You see, I always wanted the excitement of the city. I couldn’t leave where I grew up fast enough, much to my family’s chagrin, and I’ve sought out urban areas in which to live as an adult. I remember returning home for a visit at one point, and needing to fill up the car. I drove for 20 minutes to a service station, at which I could just fill up without paying at the pump first…the honor system that I would go in and pay after. How quickly I had forgotten this life.


When we visited my parents two summers ago, my Mom needed help running some errands in an even more rural area than they live. I drove her out the winding country roads, over hills with sharp switchbacks and narrow passages in which you just sort of hope that you don’t meet oncoming traffic (although the term “traffic” doesn’t really apply there), until we reached our destination…a church on a hilltop.

It was a sunny, August day with a blue sky devoid of clouds. At the top of the hill, just a few hundred yards before the church, sat a man in a utility truck. I imagine he was on a lunch break. He was the only other person in sight within the expansive view in front of us. It was peaceful…birds chirping the only sound one could hear. I remember stopping to take in the scene, to memorize it. It was so very different than my daily life now. My father worked in those sorts of areas until he retired. He would tell stories of some adventures that he experienced, but he loved the remote-ness, the peace and quiet, I think because he was drafted into service during Vietnam and saw the world in a way he never wanted.

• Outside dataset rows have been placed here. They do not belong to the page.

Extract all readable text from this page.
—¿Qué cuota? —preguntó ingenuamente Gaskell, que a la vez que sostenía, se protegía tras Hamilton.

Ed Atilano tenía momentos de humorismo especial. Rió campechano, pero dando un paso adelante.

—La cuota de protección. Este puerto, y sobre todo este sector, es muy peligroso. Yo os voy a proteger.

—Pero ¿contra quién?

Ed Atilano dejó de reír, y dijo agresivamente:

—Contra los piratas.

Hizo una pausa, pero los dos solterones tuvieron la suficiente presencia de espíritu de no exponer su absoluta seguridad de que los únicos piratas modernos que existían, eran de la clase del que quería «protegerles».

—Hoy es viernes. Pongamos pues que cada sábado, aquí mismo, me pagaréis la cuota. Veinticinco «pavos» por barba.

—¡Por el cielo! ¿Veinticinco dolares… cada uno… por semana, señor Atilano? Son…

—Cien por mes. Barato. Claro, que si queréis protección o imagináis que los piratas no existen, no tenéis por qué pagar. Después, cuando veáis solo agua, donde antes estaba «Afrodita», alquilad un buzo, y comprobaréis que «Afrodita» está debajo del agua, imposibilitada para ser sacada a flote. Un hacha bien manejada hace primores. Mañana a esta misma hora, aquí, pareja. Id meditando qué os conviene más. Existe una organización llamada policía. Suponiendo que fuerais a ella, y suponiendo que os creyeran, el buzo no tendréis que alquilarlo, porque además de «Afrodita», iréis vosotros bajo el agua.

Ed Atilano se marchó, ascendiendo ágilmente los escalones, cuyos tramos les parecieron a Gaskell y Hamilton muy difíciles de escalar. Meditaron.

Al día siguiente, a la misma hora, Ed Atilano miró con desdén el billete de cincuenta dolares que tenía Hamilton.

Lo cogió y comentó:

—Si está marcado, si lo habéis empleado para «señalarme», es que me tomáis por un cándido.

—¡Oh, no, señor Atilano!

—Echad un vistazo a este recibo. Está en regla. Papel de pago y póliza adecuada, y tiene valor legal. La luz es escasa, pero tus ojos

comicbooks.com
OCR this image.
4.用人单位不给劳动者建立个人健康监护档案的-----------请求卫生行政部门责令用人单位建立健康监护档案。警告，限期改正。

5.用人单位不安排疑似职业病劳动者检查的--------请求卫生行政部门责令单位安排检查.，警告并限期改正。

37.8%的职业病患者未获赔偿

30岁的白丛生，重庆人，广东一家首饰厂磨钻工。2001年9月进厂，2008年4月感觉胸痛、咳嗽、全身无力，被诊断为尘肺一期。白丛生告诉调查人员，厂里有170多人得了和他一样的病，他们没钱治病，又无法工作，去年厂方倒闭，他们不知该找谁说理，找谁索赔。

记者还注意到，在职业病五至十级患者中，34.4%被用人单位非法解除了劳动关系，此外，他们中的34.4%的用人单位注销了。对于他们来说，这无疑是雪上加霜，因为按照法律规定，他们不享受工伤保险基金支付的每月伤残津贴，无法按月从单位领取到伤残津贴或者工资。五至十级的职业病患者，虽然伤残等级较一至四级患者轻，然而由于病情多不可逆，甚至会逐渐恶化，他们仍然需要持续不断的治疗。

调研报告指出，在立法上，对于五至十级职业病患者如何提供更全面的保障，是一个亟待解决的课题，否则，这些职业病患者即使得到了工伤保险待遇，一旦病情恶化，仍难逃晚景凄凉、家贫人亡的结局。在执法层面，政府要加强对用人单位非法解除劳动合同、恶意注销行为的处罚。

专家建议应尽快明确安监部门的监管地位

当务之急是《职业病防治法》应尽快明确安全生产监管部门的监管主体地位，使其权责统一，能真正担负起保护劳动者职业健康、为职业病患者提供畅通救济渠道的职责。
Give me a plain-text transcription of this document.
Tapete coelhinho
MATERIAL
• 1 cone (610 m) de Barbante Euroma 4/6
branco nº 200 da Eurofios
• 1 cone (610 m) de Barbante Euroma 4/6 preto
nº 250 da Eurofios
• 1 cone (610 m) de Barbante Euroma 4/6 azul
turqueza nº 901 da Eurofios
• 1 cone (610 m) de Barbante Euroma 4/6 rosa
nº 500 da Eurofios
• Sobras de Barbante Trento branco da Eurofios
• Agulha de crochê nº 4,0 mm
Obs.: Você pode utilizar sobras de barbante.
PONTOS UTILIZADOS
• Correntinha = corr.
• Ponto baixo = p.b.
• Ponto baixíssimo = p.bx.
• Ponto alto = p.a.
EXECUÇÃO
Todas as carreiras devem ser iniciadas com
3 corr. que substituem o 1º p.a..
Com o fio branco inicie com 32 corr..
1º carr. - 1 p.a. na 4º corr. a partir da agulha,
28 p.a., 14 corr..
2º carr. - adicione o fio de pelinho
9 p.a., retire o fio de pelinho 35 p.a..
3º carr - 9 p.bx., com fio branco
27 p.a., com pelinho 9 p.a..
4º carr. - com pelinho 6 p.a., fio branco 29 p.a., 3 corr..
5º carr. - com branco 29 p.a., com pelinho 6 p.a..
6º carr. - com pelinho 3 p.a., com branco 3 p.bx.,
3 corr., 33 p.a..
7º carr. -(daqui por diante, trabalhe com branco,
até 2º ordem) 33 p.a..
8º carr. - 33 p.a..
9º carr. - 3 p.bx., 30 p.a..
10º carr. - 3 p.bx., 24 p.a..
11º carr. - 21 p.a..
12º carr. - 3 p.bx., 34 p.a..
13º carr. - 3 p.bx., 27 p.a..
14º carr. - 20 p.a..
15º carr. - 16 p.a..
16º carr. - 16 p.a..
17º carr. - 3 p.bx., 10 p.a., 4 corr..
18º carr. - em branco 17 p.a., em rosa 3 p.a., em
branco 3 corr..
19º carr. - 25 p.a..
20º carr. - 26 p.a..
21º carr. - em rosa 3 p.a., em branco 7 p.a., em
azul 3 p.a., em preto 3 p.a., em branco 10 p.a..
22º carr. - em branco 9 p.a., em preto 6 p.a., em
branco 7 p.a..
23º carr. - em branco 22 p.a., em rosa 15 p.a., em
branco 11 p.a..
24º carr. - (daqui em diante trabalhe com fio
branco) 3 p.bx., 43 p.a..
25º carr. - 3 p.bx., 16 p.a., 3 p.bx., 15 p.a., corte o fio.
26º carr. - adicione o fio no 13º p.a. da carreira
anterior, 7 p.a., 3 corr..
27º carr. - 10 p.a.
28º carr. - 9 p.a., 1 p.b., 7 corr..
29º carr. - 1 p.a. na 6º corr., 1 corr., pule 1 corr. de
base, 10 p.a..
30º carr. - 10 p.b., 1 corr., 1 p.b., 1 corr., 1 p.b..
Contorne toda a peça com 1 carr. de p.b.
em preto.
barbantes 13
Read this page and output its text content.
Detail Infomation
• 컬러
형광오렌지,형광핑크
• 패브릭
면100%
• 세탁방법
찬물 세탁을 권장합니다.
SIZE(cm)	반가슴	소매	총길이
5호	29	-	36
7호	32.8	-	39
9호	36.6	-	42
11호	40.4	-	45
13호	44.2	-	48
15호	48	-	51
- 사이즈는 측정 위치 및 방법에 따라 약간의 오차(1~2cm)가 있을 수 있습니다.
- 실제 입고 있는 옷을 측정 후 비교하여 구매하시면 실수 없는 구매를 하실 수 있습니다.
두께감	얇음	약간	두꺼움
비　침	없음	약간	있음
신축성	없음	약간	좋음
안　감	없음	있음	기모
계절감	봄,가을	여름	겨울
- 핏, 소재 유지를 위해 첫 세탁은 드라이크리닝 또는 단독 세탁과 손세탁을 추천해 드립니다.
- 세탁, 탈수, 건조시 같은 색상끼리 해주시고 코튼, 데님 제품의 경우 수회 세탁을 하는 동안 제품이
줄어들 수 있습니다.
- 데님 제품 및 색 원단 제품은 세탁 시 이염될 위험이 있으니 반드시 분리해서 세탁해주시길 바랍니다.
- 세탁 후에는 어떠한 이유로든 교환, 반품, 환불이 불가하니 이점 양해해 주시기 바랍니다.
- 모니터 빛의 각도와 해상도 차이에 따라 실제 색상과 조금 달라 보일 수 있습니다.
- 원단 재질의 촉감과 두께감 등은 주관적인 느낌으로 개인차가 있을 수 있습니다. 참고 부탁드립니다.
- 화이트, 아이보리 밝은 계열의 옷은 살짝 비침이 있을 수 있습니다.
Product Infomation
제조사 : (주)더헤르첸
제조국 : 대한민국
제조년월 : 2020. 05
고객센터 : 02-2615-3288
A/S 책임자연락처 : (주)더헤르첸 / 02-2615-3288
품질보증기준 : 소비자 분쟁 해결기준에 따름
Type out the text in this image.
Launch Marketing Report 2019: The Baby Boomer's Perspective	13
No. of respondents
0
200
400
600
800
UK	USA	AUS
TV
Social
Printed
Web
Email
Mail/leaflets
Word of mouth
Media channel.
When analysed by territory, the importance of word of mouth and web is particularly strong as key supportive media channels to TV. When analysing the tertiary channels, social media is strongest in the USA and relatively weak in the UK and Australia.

When I was in high school, the closer I came to my senior year, I remember feeling more and more out of place at church. This wasn’t because I was losing my faith or anything of that nature, just that the culture of those people was waning on me, was one in which (I say to my discredit) I just wasn’t interested. There was a conversation from a couple of years prior that had been lost to the fog of memory for me until recently when it floated to the surface for some reason. One of my youth group friends pondered what would happen if there was a huge fight between the “city kids” and her friends. What would happen? Who would win? That conversation sat with me for a while. It felt symbolic, representative of a feeling that I had difficulty articulating, the embodiment of why I could never reconcile the two circles in which I traveled.

Is this where our differences come from? The cognitive dissonance between experiences causes a gap that we can’t bridge. I never connected these groups of friends not because of faith, but because of culture, not being mature enough at the time to see that faith can be a bridge between cultures. I walked in both worlds with much effort, not because of rare opportunity but because of determination. Now, when I return to visit, I understand the people there. I get how they think, because I was one of them, the same as I understand how people think where I live now because I’ve become one of them. The more we experience, the more we understand, the more we can hear. These experiences, these chances to see new things, have grown all too rare for most in a pandemic world, which only serves to exacerbate our divisions, because the inverse is also true. The less we experience, the fewer new things and other people that we encounter, the less we understand, the more isolationist we become. The deeper our divisions grow. The more we dwell on the differences of the unknown “other.”

As normalcy returns to us, I think the cure is fairly simple.

Anxiety and hatred aren’t formed in a vacuum, but…they will die in the sunlight.